Item #3 Manual tire changer. We sold lots of portable augers, and bought used pickup tires from the local coop tire shop (back when all pickups ran 15 and 16" tires), and mounted them on the ag rims. Of course being used tires, 1/2 of them had a nail or something in them, so you got to remount some of them multiple times.

The tire machine was much older than me, but I didn't wear it out, I don't think anyone could wear one out. That bar leaning up to the left has no paint on it due to lots of hands struggling on some old stiff wall sidewall pickup tire. Michelin's were the best to mount- soft flexible sidewalls.

Old farm suppy tire machine.jpg

Item #4 A old wells metal bandsaw

We made up a lot of standard equipment in the winter, and I cut pipe and pipe and pipe on that old saw. Smooth hand wheel. Cuts fast with a new blade, cuts crooked if you don't have it adjusted right. Learned how to adjust guide wheels to make a saw blade run and cut straight. The length stop cast piece is cracked from where its been tightened down too hard on the stop arm (I know nothing about that event:cool:). Old farm supply band saw.jpg

I know every one of those items was purchased by the owner before my dad, probably in the late 60's or early 70's, and probably already used when he bought it. I used the equipment in the late 80's to mid 90's. It was all serviceable then, and in fact, each one of them is probably simple enough that you could get any one of them to do the same job today, that they were doing in the late 60's. I think very little of the harbor freight chinesium stuff of today will be serviceable in 2080.

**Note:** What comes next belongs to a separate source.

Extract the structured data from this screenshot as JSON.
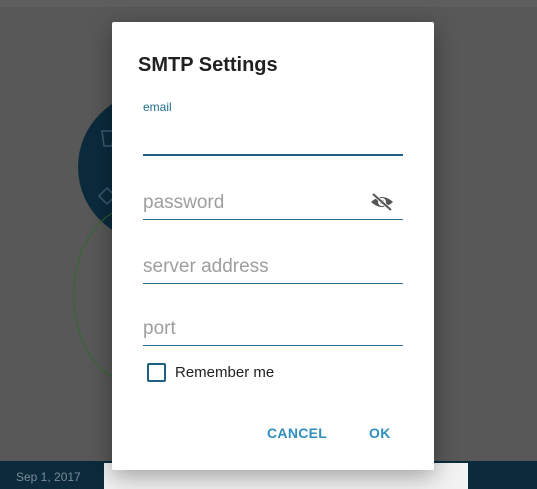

Don't any of you bid on the old welder at the auction either- I need more projects around my place! I'd love to have the old saw and the tire changer, but I don't know how I would justify the grinder to a safety inspector.
 

Tugger2

Senior Member
Joined
Mar 22, 2018
Messages
1,379
Location
British Columbia
I have the same welder fits nice in the back of my pickup with the toolbox and fuel tank. I was burning rod with it today sounds like an old flathead ford v8.Hope you can win it back.